Tazzmania Tygar: Oh, you flatter me terribly! ;-) Sorry the update took me a ridiculously long time. If you're still reading, thanks for being patient!

Silver Meteor: I have heard that Snape being a vampire rumor, but I'm not sure where I stand on it. On the one hand, he is out in the sun sometimes, for Quidditch matches and whatnot. But on the other hand, if you can make a potion that makes werewolves friendly and sane, could you make one that made vampires sunproof? (ponders)

sugaricing: You are insane! I LOVE IT! Thanks muchly!

Tashilover: Well, I hope it was worth the wait, and that you're pacified for a week or so. :-P THIS WAS ALL FOR YOU, DAMN IT!

Always Arwen: Hogwarts, Hogwarts, Hoggy warty Hogwarts, teach us something pleeeease whether we be old and bald or young with scabby kneeees ahem. They have! Thanks for the review!

LĂ©aglen: The reason there are no roman numerals with the name is because there can only be ONE Nigel Pivington Jones! ;-) Very happy that you like the fic, and very sorry that it has been ages and ages since I updated. :-\

NeverSayDie: Hehe, that makes today a happy day, too! JOY!

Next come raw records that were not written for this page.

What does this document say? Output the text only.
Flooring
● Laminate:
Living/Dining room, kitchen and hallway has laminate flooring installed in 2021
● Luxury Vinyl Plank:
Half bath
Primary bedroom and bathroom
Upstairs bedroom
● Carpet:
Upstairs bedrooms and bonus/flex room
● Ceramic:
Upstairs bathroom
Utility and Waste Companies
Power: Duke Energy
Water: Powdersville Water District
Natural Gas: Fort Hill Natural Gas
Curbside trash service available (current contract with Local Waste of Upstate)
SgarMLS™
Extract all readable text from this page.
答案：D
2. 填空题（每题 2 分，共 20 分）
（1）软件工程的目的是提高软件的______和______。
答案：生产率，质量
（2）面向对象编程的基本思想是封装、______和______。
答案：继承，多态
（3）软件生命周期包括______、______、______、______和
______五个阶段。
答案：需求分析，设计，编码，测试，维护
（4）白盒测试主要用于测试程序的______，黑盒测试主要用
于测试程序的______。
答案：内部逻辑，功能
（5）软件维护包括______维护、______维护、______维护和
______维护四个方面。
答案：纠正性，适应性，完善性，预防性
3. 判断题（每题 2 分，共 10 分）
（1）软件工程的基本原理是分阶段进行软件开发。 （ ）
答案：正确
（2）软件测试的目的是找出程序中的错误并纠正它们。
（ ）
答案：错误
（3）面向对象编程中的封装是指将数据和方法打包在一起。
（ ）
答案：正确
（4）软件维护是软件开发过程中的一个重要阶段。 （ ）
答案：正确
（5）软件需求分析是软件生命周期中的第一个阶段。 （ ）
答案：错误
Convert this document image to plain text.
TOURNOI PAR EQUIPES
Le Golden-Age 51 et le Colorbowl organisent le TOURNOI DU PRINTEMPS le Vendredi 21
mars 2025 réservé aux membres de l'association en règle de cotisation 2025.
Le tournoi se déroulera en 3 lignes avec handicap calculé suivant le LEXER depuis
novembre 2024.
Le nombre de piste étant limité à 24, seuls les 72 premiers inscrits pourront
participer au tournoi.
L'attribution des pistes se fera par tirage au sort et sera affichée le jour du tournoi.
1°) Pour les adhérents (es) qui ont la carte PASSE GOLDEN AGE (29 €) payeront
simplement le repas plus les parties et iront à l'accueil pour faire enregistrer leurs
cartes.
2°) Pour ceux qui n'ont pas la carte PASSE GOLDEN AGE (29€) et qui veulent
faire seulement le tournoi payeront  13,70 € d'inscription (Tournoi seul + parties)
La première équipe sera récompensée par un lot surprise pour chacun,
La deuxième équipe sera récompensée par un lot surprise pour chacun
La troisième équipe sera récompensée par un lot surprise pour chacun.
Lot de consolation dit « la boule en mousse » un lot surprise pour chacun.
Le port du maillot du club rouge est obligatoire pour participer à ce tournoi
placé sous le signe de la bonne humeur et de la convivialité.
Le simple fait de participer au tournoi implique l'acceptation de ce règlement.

Megan Sleevewillow: Hehehe, thanks! Dude, I need to check your fic LJ

purplestainedglass: Uh whoopsy. :-P Aww, it's your favorite? (HUG!)

Medea12: and then I left you all hanging forever. Sorry! Hope you liked this chapter!

Skimbleshanks, the Railway CAT: Again with the apologies bleh. Mockfests distracted me!

Phaidra: I hope YOU update Carmen in Control! Tell me if you do; it's great! After all, it's never too late to update as I've just proven. :-P

Whizzothecrunchyfrog: So do I when I read your reviews. Thanks!

ElvenPirate41: PHEEP! I invented it it's part of the platypus language, Pheepish. Glad you liked!

Meee: Well, who's to say that they HAVE LOTR in Harry's world? Maybe they don't! :-P And wizards have to stick together, hehee. Hope this chapter wasn't too bad!

Tashilover (again): UPDATE, you!!

Largely Misunderstood Platypus: They should! And he shouldn't. And why wouldn't they know each other? ;-) You're going to have to go back and read your own review just to get this response, hehehe. Hope this chapter didn't suck!

Woo! Sorry about the hideously monstrous delay, you guys. Just to reiterate: I'm not going to be updating this one too often. But I swear I won't abandon it; so if you're patient, you'll get your new chapters eventually. Thanks a lot for sticking with me!